The path has not been, will never be, smooth.  It never is - not for anyone, unless you are a 22-year-old invincible superhero made of rubber.  All my nerve crap flared up in January as soon as I tried to move, and then for a while I was locked in this spiral of insanity where my scapula didn't know how to behave so my rotator cuffs and my traps traded off days of ridiculous spasm, and then my neck freaked out, and then my SI joints decided to hop in the party and slip, slip, slip.  The first month was the hardest, when every day felt like something else was hurting, like goddammit I just want to be healthy and all I'm doing is walking and swooshing the elliptical why won't my fucking body calm down.  But I managed to wait it out, and the ups and downs have gotten a bit flatter.  As I've been able to start developing some actual strength in the gym, I can see and feel my system relaxing.  I know how to build this, I know how to get an athlete out of this place, I've done it many times over the years, and all it takes is patience and time.  I'm finally old enough or maybe just tired enough of being broken to attend to both of those things and if I'm going to make any mistakes here, it's likely that they will be by slowing my own progress due to an overly-cautious approach.  I'm okay with that, right now.
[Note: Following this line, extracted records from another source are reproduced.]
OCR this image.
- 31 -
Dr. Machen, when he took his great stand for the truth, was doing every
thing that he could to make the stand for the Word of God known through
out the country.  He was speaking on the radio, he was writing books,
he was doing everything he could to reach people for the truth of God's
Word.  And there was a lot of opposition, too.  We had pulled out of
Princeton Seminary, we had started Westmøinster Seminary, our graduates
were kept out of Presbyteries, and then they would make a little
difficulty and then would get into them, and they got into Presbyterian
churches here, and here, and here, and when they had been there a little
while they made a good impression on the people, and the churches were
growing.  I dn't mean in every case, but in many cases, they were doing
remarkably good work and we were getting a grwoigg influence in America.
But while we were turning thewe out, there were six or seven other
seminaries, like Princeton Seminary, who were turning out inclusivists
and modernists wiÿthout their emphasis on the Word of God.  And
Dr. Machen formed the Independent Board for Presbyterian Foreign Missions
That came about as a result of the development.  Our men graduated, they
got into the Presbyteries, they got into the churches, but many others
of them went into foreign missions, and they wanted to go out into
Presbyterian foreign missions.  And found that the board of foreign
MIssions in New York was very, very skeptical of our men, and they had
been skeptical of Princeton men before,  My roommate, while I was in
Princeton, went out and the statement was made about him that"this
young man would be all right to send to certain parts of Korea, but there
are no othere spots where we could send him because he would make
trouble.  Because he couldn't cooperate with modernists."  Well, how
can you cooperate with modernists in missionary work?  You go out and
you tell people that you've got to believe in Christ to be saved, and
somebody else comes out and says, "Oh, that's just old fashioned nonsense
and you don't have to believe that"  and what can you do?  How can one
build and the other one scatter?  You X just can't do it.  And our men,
I ran ten miles yesterday.  One of my closest friends and training partners turned out to be rebuilding out of a break that matched my timeline, so we've been running together on Sunday mornings and it fills up my heart that we are together in this right now.  We ran one of my favorite routes, we stopped a dozen times so I could pee and curse at my heart rate monitor and eat snacks when I realized I wanted to throw things.  The last few miles were hard but not in the way that means you are pushing beyond your limits, instead the way that means, your limits are quietly moving forward at this moment so be gentle and be strong.  My heart rate was controlled when it wasn't showing 293 on the watch, my body felt solid and balanced.  Not collapsing, not falling apart, not a mess.  I probably couldn't tally up the number of times in my life that I've unremarkably run ten miles but yesterday was remarkable.  It feels like the sun is shining again, like I'm on the right path, and I have no idea where it's going but I'm happy to be on it.  And that, right now, is enough.